Minnesota Gun Rights Restoration
If you’ve had your state or federal gun rights revoked, it doesn’t necessary prohibit you from purchasing or possessing firearms for the duration of your restriction or life. Minnesota State law does allow you to take action to have your gun rights restored. However, the legal process of restoring your gun rights is a complex process. You’re much more likely to be successful in your Minnesota gun rights restoration petition with careful consideration of your personal circumstances, previous conviction and the timing of your restoration attempt. Read on to learn more about the Minnesota gun rights restoration process and how it may apply to your situation. Please note, the information contained on this page does not constitute formal legal advice. If you’re in need of help with your case, contact us today.
Felony Gun Rights Restoration
Regaining gun rights is a complex area of law that involves both state and federal statutes. Under certain circumstances, you may have to wait three years from an unsuccessful attempt to restore your gun rights before trying again. Make sure you contact a skilled Twin Cities gun rights attorney to ensure you are making the best argument.
Domestic Assault and Gun Rights in Minnesota
Even if you were not convicted of a felony, your MN gun rights might still be affected by a conviction. Pursuant to federal and state laws, you may lose your right to possess a firearm in Minnesota if you were charged with domestic assault. In some instances, people are told their MN gun rights have been taken from them even when they were not convicted of a qualifying offense. If you’ve been told that you are not allowed to purchase or possess a firearm, we encourage you to call our attorneys to find out if that is accurate and whether there may be something you can do to restore your Minnesota gun rights.
What Constitutes a “Crime of Violence” Under Minnesota State Law?

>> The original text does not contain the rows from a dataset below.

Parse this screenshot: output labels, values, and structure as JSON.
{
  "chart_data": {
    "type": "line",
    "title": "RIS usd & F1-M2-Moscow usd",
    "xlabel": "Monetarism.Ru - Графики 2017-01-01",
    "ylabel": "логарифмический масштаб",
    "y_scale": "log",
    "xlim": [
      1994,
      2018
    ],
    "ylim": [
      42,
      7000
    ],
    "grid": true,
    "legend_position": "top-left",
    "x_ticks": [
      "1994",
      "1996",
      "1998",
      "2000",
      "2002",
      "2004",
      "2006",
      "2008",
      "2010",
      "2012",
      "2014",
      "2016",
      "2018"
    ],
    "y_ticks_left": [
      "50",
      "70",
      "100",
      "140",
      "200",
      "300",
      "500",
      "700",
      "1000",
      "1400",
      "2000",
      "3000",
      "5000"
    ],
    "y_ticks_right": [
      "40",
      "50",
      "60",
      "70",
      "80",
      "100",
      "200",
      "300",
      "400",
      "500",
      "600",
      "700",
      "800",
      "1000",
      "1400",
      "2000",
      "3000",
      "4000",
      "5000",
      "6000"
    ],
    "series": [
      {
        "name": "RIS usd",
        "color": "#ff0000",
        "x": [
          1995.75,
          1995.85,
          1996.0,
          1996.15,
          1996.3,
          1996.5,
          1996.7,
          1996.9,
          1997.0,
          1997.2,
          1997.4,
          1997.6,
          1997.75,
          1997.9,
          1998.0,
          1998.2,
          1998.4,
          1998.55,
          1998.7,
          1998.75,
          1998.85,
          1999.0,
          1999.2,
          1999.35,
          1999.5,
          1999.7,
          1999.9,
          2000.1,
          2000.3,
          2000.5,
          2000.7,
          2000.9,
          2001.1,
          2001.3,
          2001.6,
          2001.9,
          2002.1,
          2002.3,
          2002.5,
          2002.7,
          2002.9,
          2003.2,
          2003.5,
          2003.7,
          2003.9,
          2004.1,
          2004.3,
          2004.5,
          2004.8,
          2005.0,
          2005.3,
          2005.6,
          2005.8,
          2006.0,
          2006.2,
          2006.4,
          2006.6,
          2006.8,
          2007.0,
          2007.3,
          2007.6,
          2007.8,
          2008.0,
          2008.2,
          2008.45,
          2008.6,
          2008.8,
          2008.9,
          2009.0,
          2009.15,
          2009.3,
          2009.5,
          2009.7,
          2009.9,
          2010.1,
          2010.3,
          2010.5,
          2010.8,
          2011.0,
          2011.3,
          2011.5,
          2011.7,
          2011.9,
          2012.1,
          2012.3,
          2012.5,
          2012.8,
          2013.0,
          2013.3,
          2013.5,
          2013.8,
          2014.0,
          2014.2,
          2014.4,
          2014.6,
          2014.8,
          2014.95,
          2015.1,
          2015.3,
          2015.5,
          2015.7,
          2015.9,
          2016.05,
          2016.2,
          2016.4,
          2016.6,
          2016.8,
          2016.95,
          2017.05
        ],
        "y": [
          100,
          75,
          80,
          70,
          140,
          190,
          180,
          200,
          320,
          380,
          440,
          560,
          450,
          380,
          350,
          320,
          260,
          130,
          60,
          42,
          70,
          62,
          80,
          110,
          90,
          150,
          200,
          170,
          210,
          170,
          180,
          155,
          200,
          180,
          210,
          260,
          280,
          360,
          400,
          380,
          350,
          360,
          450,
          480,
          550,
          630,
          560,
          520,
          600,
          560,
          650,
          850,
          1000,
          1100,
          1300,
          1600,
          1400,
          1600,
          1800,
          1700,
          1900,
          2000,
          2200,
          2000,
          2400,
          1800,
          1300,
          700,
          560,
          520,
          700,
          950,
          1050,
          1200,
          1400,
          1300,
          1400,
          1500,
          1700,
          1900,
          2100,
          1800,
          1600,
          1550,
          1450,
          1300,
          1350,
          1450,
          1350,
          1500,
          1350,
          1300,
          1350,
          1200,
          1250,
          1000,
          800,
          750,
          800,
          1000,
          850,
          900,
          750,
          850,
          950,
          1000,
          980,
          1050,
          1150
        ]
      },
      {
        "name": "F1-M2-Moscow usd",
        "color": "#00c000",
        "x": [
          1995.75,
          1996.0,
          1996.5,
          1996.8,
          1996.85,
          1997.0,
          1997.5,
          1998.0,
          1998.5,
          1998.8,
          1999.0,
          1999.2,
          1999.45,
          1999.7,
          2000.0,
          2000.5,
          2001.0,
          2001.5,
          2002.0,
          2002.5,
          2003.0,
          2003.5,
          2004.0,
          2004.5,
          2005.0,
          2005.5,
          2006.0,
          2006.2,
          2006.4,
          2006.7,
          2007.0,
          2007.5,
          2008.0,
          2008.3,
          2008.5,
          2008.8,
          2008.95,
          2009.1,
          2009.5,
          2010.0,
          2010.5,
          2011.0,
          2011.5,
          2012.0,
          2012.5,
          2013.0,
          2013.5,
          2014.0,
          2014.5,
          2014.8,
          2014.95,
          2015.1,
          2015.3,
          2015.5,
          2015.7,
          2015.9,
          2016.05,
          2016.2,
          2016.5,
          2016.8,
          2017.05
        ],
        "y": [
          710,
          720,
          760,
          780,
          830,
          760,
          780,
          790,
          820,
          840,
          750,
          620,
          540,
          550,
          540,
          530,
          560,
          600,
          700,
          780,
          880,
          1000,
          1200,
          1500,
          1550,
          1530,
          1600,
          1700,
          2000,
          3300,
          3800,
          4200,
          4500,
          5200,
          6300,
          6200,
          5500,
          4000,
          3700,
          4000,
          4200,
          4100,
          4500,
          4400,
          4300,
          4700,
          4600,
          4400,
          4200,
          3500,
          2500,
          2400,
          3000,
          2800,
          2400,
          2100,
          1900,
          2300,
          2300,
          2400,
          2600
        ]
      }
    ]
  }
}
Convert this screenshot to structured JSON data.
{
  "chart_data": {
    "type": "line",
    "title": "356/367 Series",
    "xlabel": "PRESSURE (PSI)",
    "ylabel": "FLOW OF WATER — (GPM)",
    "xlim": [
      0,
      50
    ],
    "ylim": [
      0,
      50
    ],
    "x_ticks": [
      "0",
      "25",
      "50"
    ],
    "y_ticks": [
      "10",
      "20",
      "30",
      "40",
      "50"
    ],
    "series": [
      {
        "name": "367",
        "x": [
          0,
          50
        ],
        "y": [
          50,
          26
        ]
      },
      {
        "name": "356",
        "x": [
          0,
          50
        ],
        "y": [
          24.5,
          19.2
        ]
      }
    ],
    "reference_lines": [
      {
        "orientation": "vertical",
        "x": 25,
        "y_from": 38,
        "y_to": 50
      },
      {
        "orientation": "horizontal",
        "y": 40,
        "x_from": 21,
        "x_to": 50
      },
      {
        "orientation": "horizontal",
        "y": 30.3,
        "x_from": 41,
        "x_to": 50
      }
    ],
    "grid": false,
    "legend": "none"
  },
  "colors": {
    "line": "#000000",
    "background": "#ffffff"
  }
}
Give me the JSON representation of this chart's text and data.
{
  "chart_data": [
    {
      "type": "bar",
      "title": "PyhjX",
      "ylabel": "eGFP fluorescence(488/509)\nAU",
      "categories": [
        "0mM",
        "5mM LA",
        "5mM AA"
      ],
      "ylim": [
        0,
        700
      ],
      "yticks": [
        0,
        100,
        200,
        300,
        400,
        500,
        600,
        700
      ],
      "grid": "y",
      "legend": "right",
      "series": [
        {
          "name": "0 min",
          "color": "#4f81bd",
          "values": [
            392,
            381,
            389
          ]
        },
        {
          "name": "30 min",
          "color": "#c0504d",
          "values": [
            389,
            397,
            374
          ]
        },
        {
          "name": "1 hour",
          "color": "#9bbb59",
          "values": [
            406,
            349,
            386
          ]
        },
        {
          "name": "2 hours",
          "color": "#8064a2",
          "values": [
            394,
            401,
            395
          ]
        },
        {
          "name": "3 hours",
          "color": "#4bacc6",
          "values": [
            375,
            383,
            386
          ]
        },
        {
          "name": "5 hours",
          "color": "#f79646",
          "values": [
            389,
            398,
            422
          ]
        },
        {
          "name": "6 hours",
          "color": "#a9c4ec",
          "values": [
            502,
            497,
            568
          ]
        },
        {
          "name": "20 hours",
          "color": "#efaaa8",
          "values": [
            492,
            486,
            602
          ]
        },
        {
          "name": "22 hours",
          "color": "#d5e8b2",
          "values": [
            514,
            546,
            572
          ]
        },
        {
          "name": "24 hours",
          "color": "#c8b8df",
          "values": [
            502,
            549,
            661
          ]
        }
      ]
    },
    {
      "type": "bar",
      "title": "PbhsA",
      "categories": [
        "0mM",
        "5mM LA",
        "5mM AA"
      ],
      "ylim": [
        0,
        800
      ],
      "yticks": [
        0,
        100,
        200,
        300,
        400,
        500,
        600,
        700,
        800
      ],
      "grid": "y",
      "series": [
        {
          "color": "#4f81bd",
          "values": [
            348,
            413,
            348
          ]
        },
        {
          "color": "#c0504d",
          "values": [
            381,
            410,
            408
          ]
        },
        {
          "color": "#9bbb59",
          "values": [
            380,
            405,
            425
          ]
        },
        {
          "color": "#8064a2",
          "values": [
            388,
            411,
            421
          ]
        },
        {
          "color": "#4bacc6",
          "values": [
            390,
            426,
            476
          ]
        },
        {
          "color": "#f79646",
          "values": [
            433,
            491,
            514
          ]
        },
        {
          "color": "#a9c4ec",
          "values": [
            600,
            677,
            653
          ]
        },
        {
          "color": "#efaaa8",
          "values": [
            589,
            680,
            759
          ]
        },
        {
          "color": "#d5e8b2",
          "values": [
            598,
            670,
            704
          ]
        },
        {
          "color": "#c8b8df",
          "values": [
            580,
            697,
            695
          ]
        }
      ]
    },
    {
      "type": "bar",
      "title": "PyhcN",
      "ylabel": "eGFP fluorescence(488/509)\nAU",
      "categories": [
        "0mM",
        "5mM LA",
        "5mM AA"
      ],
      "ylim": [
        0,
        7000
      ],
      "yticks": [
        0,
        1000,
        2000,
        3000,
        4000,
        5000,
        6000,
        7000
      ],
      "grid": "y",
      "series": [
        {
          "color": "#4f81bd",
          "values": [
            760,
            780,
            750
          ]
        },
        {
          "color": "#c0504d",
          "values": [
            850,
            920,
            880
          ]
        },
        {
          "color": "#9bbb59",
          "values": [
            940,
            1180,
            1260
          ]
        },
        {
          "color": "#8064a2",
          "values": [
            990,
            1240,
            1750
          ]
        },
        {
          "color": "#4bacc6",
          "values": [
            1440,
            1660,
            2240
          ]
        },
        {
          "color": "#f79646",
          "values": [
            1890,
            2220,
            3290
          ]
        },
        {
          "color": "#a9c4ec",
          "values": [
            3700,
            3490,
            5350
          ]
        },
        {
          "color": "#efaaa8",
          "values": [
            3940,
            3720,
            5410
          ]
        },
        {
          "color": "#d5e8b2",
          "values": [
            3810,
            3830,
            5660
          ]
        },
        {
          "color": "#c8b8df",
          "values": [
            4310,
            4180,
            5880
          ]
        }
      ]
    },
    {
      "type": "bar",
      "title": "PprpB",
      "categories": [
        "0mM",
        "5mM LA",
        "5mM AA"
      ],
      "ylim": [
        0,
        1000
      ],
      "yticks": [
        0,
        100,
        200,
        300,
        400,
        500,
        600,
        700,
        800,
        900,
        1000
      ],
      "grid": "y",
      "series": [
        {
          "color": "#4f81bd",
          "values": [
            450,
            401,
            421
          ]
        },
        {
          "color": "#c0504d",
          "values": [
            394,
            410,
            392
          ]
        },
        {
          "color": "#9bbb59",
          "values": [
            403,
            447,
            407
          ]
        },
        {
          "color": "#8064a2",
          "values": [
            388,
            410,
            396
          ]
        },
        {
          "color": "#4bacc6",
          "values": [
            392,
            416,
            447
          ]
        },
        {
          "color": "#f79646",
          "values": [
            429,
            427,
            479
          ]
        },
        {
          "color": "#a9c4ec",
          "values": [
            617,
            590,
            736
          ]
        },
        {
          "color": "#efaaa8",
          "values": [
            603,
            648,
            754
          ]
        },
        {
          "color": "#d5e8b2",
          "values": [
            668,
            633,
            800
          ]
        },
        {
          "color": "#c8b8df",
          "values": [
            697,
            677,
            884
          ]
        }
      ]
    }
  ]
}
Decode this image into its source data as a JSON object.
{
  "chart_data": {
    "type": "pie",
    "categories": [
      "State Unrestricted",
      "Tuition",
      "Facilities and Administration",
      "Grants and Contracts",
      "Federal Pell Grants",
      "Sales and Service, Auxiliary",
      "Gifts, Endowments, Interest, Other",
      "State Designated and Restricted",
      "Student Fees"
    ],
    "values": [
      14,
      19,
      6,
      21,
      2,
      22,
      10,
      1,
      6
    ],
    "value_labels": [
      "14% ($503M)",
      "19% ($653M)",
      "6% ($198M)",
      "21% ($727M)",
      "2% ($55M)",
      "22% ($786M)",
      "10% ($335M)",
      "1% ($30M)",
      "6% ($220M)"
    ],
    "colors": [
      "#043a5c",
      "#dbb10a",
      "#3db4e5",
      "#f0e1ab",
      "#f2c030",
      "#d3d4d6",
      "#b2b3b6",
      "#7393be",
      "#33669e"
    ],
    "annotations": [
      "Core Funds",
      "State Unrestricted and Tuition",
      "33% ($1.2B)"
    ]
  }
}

While felony charges such as murder, assault and robbery are included as ‘crimes of violence’ under Minnesota State law, this definition also extends to some ‘non-violent’ felonies. These include things such as motor vehicle theft, drug possession and/or sale, stalking and arson. If you have been convicted for a ‘crime of violence’ under Minnesota State law, you can still apply to have your gun rights restored via a petition.